Based on the defined conceptual model of the GAMINESS management system, implementation of the system was done in the Apache Spark big data platform. One of the main contributions of this system is a defined model for transformation of the system to the Apache Spark architecture. A library was created with the procedures for transforming the conceptual model, which was exported as JSON schema to adequate DataFrames. To provide that, adequate complex UDTs were developed for reading geospatial data. This provided reading of geospatial data to the GAMINESS framework. The GAMINESS management system is based on the MapReduce alghoritms, which provide better five V parameters regardless of classical RDMBS. In classical DBMS, there is a need to accelerate vertically to provide better performances on the large datasets. On the implementation level, in the GAMINESS management system, continued research was described in Pajic et al., where a model for reading classified point cloud data to Apache Spark framework was developed. This model is used to read and write point cloud data to geospatial DataFrames so they can handle and form physical models of the smart city. Using a similar concept in this research, a method for reading and structuring data from different sensors to a sensor DataFrame was developed. The developed transformation algorithm was used to transform messages from sensors through JSON messages to be read and stored in the sensor RDD. In this system, every sensor is connected on an independant node, thus there is a possibility to make different input conditions on every node through a query which affects the JSON message that is transformed to RDD.

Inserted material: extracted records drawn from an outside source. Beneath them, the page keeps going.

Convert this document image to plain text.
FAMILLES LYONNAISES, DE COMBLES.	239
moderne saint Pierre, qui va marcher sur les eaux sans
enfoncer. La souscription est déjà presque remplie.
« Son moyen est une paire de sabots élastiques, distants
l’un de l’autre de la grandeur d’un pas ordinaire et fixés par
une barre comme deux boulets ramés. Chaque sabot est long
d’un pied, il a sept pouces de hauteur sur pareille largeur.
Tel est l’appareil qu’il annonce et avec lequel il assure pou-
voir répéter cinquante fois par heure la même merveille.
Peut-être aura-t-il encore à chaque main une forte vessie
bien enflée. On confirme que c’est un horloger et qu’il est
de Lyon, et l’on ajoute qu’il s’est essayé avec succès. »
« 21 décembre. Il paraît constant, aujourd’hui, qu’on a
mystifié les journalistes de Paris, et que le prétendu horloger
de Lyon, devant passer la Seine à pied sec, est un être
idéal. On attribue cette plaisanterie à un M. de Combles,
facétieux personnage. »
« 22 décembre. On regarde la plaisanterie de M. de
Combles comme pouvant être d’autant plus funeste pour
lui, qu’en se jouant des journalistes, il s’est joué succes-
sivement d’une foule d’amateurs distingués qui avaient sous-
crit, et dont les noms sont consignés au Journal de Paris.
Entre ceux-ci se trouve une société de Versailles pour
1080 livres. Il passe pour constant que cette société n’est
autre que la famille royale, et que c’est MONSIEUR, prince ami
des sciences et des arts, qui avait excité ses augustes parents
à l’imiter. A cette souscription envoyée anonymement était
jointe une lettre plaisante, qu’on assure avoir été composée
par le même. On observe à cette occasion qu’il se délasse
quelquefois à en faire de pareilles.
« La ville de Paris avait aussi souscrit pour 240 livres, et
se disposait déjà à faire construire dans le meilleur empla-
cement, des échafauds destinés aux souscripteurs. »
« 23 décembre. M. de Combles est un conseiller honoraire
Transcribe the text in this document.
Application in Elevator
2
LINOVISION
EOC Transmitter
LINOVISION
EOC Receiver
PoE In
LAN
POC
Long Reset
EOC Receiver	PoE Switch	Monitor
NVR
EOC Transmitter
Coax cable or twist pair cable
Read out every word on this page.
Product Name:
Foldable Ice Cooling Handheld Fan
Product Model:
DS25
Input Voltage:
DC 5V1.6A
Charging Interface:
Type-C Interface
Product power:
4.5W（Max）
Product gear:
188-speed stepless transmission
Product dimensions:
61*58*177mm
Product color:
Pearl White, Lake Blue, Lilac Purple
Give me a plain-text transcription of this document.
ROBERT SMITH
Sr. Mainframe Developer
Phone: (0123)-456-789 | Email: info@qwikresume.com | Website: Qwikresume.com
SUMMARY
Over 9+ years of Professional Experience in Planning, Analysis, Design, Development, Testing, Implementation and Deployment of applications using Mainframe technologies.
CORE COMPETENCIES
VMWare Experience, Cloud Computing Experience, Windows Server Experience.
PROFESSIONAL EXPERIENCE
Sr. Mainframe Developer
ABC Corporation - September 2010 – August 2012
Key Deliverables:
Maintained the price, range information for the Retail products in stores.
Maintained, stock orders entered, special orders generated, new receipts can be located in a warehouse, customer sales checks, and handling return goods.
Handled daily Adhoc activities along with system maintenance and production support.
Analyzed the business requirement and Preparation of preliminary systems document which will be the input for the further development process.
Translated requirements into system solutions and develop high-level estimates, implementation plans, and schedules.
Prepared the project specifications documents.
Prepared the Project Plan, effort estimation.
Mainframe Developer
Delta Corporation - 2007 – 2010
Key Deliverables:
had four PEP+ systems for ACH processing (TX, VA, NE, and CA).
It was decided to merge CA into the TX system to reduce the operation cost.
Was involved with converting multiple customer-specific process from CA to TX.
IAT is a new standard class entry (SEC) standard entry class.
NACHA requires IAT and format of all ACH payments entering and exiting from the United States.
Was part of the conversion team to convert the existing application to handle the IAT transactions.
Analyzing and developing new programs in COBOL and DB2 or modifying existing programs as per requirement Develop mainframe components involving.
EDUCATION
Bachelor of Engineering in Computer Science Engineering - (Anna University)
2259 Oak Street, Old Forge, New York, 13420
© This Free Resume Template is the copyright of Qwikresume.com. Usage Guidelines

Loading of data scales linearly with the increase in data volume. The native Apache Spark implementation seems to perform best on the maximum data size. The results of the experiment can also be interpreted as data throughput, where millions of points are ingested per second.
The proposed solution can easily be extended with additional operations on point clouds and sensor data through implementation of user defined functions, different segmentations, and feature extractions. The results of the case study show that Apache Spark performs better than the classical relational DB with large sets of point cloud data. The main reason for the better performance is the parallel execution of the query. Due to the horizontal scalability of Apache Spark, the execution times can be improved by adding more computers to the cluster. The future work will include the following:
new property type creation for different sensor types;
improvments on nodes module for independent connection of sensors to the system;
research on using four-dimensional space for dynamic point clouds;
extending the model in order to enable spatial joins with DataFrames of vector geospatial data;
development of UDFs with the GUI query builder.